Before the moose are released, they are fitted with collars. They say a prayer over each moose and then let them go. The moose are affixed with a collar to help provide statistics for research on the population. The collars are specially designed to expand with their necks for about 12-15 months, until the collar falls off.
From the beginning, Dana felt like her involvement with Moose Mamas was a God thing. Many days have dawned where there weren’t enough resources to continue the rescue and support her family, or where just the volume of work was daunting for one woman and 3 months of interns. Dana says that God always provides, He always comes through. Now the program is growing, with new opportunities presenting themselves.

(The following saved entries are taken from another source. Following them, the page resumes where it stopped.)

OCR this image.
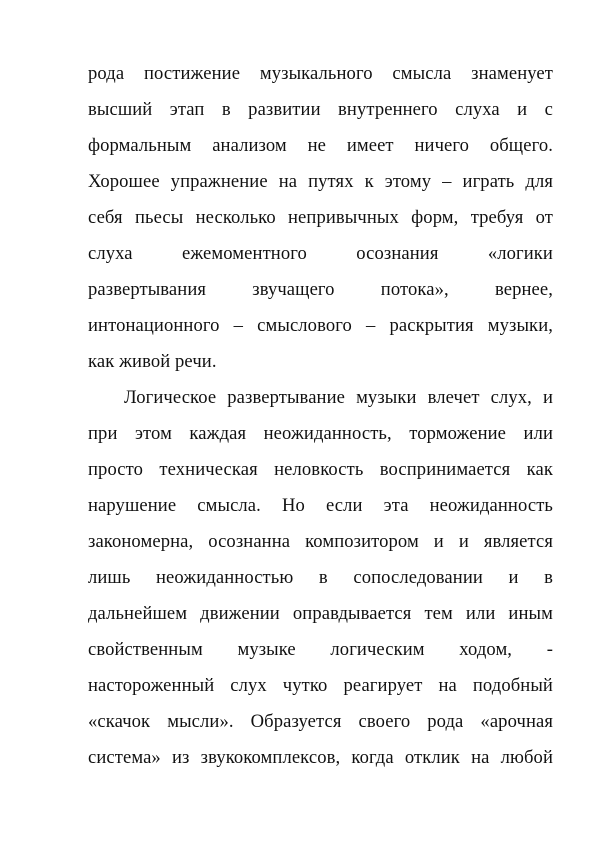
рода постижение музыкального смысла знаменует
высший этап в развитии внутреннего слуха и с
формальным анализом не имеет ничего общего.
Хорошее упражнение на путях к этому – играть для
себя пьесы несколько непривычных форм, требуя от
слуха ежемоментного осознания «логики
развертывания звучащего потока», вернее,
интонационного – смыслового – раскрытия музыки,
как живой речи.
Логическое развертывание музыки влечет слух, и
при этом каждая неожиданность, торможение или
просто техническая неловкость воспринимается как
нарушение смысла. Но если эта неожиданность
закономерна, осознанна композитором и и является
лишь неожиданностью в сопоследовании и в
дальнейшем движении оправдывается тем или иным
свойственным музыке логическим ходом, -
настороженный слух чутко реагирует на подобный
«скачок мысли». Образуется своего рода «арочная
система» из звукокомплексов, когда отклик на любой
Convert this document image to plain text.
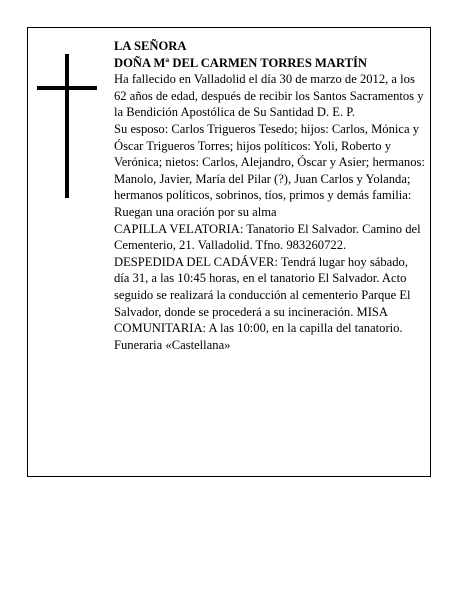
LA SEÑORA

DOÑA Mª DEL CARMEN TORRES MARTÍN

Ha fallecido en Valladolid el día 30 de marzo de 2012, a los 62 años de edad, después de recibir los Santos Sacramentos y la Bendición Apostólica de Su Santidad D. E. P.

Su esposo: Carlos Trigueros Tesedo; hijos: Carlos, Mónica y Óscar Trigueros Torres; hijos políticos: Yoli, Roberto y Verónica; nietos: Carlos, Alejandro, Óscar y Asier; hermanos: Manolo, Javier, María del Pilar (?), Juan Carlos y Yolanda; hermanos políticos, sobrinos, tíos, primos y demás familia:

Ruegan una oración por su alma

CAPILLA VELATORIA: Tanatorio El Salvador. Camino del Cementerio, 21. Valladolid. Tfno. 983260722.

DESPEDIDA DEL CADÁVER: Tendrá lugar hoy sábado, día 31, a las 10:45 horas, en el tanatorio El Salvador. Acto seguido se realizará la conducción al cementerio Parque El Salvador, donde se procederá a su incineración. MISA COMUNITARIA: A las 10:00, en la capilla del tanatorio.

Funeraria «Castellana»
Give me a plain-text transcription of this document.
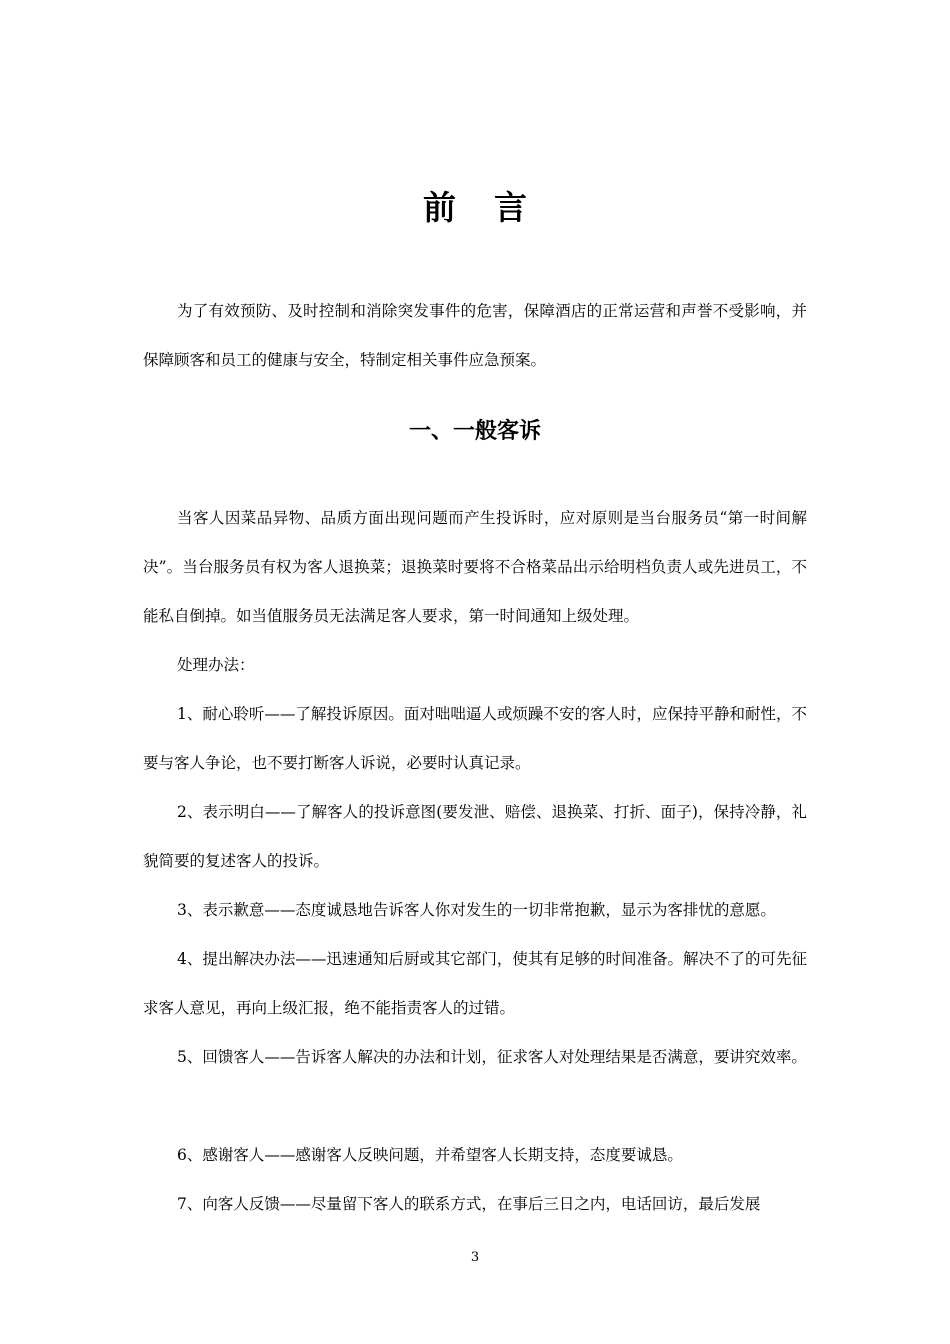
前言

为了有效预防、及时控制和消除突发事件的危害，保障酒店的正常运营和声誉不受影响，并保障顾客和员工的健康与安全，特制定相关事件应急预案。

一、一般客诉

当客人因菜品异物、品质方面出现问题而产生投诉时，应对原则是当台服务员“第一时间解决”。当台服务员有权为客人退换菜；退换菜时要将不合格菜品出示给明档负责人或先进员工，不能私自倒掉。如当值服务员无法满足客人要求，第一时间通知上级处理。

处理办法：

1、耐心聆听——了解投诉原因。面对咄咄逼人或烦躁不安的客人时，应保持平静和耐性，不要与客人争论，也不要打断客人诉说，必要时认真记录。

2、表示明白——了解客人的投诉意图(要发泄、赔偿、退换菜、打折、面子)，保持冷静，礼貌简要的复述客人的投诉。

3、表示歉意——态度诚恳地告诉客人你对发生的一切非常抱歉，显示为客排忧的意愿。

4、提出解决办法——迅速通知后厨或其它部门，使其有足够的时间准备。解决不了的可先征求客人意见，再向上级汇报，绝不能指责客人的过错。

5、回馈客人——告诉客人解决的办法和计划，征求客人对处理结果是否满意，要讲究效率。

6、感谢客人——感谢客人反映问题，并希望客人长期支持，态度要诚恳。

7、向客人反馈——尽量留下客人的联系方式，在事后三日之内，电话回访，最后发展

3
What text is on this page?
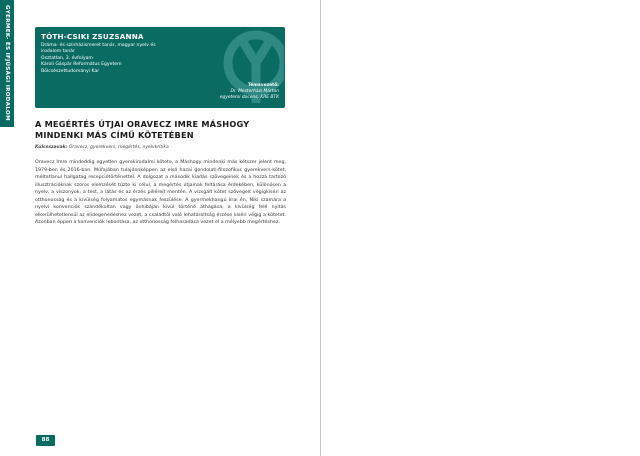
GYERMEK- ÉS IFJÚSÁGI IRODALOM	TÓTH-CSIKI ZSUZSANNA
Dráma- és színházismeret tanár, magyar nyelv és
irodalom tanár
Osztatlan, 3. évfolyam
Károli Gáspár Református Egyetem
Bölcsészettudományi Kar
Témavezető:
Dr. Mesterházi Márton
egyetemi docens, KRE BTK
A MEGÉRTÉS ÚTJAI ORAVECZ IMRE MÁSHOGY MINDENKI MÁS CÍMŰ KÖTETÉBEN
Kulcsszavak: Oravecz, gyerekvers, megértés, nyelvkritika

Oravecz Imre mindeddig egyetlen gyerekirodalmi kötete, a Máshogy mindenki más kétszer jelent meg, 1979-ben és 2016-ban. Műfajában tulajdonképpen az első hazai gondolati-filozofikus gyerekvers-kötet, méltatlanul hallgatag recepciótörténettel. A dolgozat a második kiadás szövegeinek és a hozzá tartozó illusztrációknak szoros elemzését tűzte ki célul, a megértés útjainak feltárása érdekében, különösen a nyelv, a viszonyok, a test, a látás és az érzés pilléreit mentén. A vizsgált kötet szövegeit végigkíséri az otthonosság és a kívülség folyamatos egymásnak feszülése. A gyermekhangú lírai én, Niki számára a nyelvi konvenciók szándékoltan vagy önhibáján kívül történő áthágása, a kívülség felé nyitás elkerülhetetlensül az elidegenedéshez vezet, a családtól való lehatároltság érzése kíséri végig a kötetet. Azonban éppen a konvenciók lebontása, az otthonosság felhasadása vezet el a mélyebb megértéshez.

88
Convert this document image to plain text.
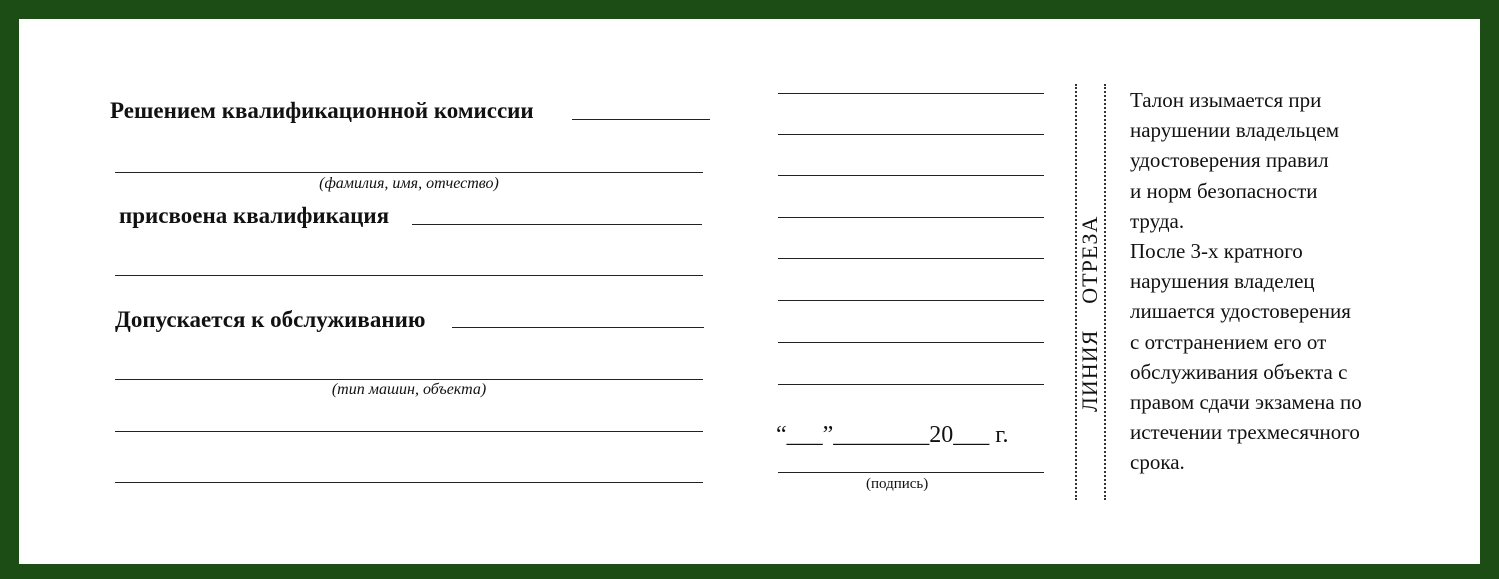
Решением квалификационной комиссии
(фамилия, имя, отчество)
присвоена квалификация
Допускается к обслуживанию
(тип машин, объекта)
“___”________20___ г.
(подпись)
ЛИНИЯ    ОТРЕЗА
Талон изымается при
нарушении владельцем
удостоверения правил
и норм безопасности
труда.
После 3-х кратного
нарушения владелец
лишается удостоверения
с отстранением его от
обслуживания объекта с
правом сдачи экзамена по
истечении трехмесячного
срока.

One of the opportunities includes teaching conservation and responsibility to local elementary students. The students collect water bottles for the Rescue to use in feeding the calves. The bottles are then double- recycled. Another huge blessing came when three of her interns dedicated their lives to Christ this summer. Two of them were atheist and they’ve all gone home to share their experience with their families.
“I feel like God is working on a bigger picture with this project,” Dana explains. “The path is being shifted to connect the program with people who need help, giving them a chance to interact with animals. The human to animal connection is amazing. We’re praying hard over these opportunities.”